For GPOs, the letter might be as impactful as Cato's were to the American Revolution, if the GPO responses don't convince Congress to maintain the safe harbor legislation that allows administrative fees, the lifeblood of GPO funding.

Fueling the fire, as always, is the Medical Device Manufacturers Association (MDMA), the trade group that has argued that GPOs shun smaller manufacturers for the more lucrative contracts with larger players, who by virtue of their larger sales volumes generate more total administrative fees for the GPOs. The MDMA web site highlights a recent letter to Forbes Online by Daniel DeLay, a former senior vice president at VHA, that further challenges the GPO administrative fee model, arguing: "This system raises costs for everyone. It creates an inherent conflict of interest for the GPOs...."

Whether DeLay is a valiant whistle blower or modern day Quisling, the battle lines are coming into focus, given that the raging healthcare debate cannot ignore an industry that governs $100 billion a year in healthcare contracting. There have been abuses, just as in any industry, and to eschew total transparency anywhere invites suspicion. But we should be mindful of the many great people working daily in the GPO industry to reduce costs in healthcare, thereby reducing the violent price variations of pre-group years, and, if nothing else, insuring thousands of providers against price gouging.

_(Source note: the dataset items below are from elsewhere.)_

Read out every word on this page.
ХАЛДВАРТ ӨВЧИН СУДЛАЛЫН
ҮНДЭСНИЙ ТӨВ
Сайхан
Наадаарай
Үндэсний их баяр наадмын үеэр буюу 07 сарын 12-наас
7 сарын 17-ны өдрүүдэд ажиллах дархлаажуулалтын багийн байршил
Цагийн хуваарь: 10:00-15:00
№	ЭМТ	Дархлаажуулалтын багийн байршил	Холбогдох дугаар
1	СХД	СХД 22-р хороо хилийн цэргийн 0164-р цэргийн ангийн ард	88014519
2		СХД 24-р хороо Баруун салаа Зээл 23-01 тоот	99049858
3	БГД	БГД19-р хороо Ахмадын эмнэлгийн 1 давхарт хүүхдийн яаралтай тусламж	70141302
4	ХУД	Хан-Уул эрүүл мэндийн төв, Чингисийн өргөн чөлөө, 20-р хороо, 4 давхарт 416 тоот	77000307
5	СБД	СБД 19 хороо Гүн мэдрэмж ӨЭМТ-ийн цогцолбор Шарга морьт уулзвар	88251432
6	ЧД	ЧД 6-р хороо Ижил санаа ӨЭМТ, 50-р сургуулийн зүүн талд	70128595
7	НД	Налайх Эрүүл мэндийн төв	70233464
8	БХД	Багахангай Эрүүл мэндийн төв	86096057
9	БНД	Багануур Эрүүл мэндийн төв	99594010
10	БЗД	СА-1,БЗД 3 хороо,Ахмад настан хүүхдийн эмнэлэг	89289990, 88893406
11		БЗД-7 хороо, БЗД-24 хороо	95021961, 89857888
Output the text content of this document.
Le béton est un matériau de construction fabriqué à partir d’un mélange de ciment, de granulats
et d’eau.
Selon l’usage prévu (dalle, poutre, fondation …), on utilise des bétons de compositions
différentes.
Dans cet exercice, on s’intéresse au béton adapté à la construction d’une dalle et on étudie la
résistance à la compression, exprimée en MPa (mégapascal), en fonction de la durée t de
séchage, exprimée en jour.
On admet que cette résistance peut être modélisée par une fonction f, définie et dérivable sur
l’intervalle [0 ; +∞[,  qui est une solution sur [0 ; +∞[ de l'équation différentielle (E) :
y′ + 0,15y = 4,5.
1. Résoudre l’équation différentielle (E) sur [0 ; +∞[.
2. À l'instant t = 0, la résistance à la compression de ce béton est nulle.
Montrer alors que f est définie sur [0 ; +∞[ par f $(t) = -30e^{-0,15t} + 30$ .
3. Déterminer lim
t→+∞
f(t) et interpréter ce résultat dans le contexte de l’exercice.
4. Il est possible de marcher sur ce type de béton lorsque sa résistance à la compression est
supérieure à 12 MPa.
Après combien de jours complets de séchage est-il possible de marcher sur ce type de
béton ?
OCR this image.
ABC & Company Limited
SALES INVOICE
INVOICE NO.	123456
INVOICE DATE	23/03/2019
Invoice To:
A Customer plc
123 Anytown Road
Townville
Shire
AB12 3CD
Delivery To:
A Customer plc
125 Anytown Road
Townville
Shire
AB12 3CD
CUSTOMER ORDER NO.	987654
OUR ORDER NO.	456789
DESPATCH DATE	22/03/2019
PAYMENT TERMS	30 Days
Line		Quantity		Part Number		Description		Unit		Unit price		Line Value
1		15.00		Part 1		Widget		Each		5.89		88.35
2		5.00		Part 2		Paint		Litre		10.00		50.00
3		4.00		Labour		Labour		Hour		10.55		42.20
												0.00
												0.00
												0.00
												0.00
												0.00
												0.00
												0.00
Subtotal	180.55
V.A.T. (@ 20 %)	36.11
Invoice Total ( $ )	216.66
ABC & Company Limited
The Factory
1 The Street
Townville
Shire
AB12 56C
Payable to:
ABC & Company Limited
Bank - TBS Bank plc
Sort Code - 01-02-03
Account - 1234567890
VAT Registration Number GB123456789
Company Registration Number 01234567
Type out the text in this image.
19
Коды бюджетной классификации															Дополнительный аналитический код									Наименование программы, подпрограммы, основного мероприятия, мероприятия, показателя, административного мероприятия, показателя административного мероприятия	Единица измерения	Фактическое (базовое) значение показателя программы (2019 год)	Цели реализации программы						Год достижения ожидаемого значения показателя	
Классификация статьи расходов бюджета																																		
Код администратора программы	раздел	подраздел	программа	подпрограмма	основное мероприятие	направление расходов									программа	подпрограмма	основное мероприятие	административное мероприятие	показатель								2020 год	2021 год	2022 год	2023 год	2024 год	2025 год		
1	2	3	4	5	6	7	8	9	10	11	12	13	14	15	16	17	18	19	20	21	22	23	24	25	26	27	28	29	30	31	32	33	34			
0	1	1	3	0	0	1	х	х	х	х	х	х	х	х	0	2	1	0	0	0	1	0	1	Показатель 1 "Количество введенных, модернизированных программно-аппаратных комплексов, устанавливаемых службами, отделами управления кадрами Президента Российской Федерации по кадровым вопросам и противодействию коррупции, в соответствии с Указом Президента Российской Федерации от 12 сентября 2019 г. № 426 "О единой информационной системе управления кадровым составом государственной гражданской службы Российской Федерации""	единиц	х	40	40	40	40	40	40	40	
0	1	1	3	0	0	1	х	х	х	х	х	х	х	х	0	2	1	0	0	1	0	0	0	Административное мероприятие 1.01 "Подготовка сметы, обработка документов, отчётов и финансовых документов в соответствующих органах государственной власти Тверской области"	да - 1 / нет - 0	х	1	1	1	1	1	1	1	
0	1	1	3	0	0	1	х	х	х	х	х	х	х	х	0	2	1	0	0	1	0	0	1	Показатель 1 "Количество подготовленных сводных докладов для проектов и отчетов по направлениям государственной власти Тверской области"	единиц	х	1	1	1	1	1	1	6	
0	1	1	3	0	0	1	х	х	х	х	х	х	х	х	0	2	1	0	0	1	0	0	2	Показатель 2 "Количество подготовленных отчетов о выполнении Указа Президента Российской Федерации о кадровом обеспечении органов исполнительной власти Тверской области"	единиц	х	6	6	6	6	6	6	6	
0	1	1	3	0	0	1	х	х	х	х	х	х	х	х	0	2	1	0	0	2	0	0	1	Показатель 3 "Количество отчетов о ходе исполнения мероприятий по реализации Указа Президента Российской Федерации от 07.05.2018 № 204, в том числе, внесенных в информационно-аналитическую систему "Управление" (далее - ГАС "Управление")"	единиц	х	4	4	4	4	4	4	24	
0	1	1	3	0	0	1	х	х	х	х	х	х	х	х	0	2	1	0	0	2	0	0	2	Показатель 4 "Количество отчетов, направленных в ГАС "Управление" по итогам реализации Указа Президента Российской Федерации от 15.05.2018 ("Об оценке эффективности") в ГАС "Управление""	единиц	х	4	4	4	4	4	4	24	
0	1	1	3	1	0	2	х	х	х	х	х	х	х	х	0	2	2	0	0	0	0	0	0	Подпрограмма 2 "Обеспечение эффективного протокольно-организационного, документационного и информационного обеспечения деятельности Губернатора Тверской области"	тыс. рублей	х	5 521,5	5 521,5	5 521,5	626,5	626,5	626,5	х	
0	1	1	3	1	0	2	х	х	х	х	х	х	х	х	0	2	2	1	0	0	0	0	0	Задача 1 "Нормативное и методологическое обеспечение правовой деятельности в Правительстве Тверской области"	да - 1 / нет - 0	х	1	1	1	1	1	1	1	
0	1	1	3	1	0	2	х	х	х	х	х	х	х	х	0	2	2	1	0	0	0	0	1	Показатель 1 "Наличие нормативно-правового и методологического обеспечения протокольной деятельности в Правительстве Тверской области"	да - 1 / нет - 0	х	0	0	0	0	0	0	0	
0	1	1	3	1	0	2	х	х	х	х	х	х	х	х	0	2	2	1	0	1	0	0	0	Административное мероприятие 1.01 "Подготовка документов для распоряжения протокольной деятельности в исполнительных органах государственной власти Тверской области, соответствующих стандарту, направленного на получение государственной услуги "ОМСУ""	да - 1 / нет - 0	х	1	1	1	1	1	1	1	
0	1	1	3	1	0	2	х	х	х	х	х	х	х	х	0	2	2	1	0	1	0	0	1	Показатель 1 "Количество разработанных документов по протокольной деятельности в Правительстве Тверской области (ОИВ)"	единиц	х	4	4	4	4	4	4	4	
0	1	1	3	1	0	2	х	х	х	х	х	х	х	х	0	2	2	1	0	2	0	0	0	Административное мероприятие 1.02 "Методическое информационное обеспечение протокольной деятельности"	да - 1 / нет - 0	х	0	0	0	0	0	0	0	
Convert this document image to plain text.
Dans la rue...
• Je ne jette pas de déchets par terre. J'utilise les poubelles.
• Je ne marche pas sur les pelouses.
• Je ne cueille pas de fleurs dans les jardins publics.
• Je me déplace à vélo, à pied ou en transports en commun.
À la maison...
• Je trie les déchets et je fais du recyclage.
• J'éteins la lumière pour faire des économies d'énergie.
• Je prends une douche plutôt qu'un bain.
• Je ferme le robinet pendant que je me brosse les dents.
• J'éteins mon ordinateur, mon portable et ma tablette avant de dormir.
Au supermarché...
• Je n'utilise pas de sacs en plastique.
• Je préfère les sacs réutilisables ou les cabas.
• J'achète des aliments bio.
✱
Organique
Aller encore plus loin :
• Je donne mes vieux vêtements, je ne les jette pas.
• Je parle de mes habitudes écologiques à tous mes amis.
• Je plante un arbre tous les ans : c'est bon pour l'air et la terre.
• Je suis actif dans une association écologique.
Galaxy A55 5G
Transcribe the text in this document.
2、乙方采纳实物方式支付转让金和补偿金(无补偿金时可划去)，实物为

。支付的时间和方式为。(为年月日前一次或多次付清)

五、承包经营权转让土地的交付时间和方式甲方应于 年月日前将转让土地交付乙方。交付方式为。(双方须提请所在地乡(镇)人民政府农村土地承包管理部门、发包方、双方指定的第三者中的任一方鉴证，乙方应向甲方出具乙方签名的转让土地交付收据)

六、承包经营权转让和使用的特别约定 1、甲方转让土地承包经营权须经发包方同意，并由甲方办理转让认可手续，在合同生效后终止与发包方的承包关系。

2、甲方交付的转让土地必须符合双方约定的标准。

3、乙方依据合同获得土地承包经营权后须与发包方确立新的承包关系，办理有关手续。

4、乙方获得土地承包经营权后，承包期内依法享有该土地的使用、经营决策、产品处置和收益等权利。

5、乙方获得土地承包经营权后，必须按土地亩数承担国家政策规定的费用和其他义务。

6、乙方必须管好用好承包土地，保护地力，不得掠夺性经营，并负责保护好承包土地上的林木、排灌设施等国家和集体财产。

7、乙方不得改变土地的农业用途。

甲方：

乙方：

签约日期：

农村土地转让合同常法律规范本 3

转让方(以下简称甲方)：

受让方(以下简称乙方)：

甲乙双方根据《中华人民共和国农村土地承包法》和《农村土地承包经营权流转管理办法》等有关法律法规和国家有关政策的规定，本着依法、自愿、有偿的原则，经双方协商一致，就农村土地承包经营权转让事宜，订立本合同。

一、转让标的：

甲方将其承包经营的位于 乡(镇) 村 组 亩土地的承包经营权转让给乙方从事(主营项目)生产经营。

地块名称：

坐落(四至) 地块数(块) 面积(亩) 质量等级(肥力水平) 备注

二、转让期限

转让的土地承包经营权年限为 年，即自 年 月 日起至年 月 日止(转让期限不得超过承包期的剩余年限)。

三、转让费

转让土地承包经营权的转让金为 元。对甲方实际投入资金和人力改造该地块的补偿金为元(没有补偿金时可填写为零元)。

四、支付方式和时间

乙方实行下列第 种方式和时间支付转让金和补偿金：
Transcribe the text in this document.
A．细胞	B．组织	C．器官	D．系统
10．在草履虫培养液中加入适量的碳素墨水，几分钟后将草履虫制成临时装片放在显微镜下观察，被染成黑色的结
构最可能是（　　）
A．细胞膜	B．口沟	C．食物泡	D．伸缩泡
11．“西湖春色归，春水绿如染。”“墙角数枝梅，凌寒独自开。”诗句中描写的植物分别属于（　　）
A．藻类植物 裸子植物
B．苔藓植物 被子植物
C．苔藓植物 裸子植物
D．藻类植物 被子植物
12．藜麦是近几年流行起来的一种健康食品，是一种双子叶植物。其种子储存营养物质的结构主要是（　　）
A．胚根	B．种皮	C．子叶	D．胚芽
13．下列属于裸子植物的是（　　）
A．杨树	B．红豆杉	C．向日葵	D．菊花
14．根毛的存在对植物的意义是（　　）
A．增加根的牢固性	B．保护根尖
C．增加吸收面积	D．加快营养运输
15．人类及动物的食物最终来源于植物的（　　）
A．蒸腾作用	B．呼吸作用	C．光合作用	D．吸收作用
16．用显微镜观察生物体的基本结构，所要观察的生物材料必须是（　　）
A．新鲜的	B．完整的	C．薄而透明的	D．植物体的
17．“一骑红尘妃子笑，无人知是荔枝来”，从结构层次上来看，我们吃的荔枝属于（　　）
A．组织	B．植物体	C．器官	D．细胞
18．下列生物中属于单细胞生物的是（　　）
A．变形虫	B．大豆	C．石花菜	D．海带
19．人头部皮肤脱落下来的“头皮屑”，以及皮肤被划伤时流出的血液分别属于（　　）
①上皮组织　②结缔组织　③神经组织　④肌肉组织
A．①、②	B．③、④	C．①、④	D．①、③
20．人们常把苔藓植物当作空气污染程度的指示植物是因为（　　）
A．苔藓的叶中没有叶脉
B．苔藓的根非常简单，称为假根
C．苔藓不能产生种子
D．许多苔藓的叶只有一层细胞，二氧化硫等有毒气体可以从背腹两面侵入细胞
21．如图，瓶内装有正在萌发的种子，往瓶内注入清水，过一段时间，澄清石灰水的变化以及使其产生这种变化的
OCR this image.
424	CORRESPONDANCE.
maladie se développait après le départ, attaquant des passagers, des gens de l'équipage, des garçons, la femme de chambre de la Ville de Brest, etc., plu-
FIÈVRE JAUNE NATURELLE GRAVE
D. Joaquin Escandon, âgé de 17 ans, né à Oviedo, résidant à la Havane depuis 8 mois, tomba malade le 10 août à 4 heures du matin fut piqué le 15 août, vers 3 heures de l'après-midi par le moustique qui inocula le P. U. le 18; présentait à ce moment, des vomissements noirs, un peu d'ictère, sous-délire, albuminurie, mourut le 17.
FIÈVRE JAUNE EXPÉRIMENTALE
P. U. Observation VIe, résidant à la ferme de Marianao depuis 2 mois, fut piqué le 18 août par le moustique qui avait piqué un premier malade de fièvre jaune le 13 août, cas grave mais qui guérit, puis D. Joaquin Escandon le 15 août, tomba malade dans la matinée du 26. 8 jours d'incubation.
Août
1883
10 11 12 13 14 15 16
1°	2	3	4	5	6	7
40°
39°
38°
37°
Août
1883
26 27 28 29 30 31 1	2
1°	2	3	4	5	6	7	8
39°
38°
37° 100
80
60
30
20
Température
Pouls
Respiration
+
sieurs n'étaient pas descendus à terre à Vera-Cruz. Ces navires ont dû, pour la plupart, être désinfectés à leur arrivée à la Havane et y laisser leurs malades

I would argue as a former hospital materials manager and vice president, one factor too often left out of the debate is the simple fact that purchasing personnel are understaffed and overwhelmed. With perhaps several thousand vendors to manage and many thousands of SKUs, such people stand bravely at the gate, charged with a primary goal of acquiring daily needs of critical products, trusting those products are safe, on time and available when needed by critical patients. They are Lucille Ball on the candy assembly line, trying to keep up. A GPO contract portfolio provides a blanket of protection, a trove of contracted pricing that, if untapped, allows thousands of daily purchase order prices to become the unpatrolled playground for predators.

Finally, the near total adoption of group membership by thousands of providers serves as a solid endorsement of GPO effectiveness, although some observers might blanch at the GPO "dividends" or "sharebacks" that build hospital loyalty and, as some suspect, could foul Medicare reporting. The urgency of that issue surely rates low on the list of monstrous challenges the government has in controlling Medicare costs generally.

Our system is byzantine, and defies easy analysis. We can only hope the Senate doesn't ask climate scientists at Britain's University of East Anglia to weigh in. But keep an eye on Kohl, et al., as they ponder the place of group purchasing organizations in our healthcare system. The stakes are high.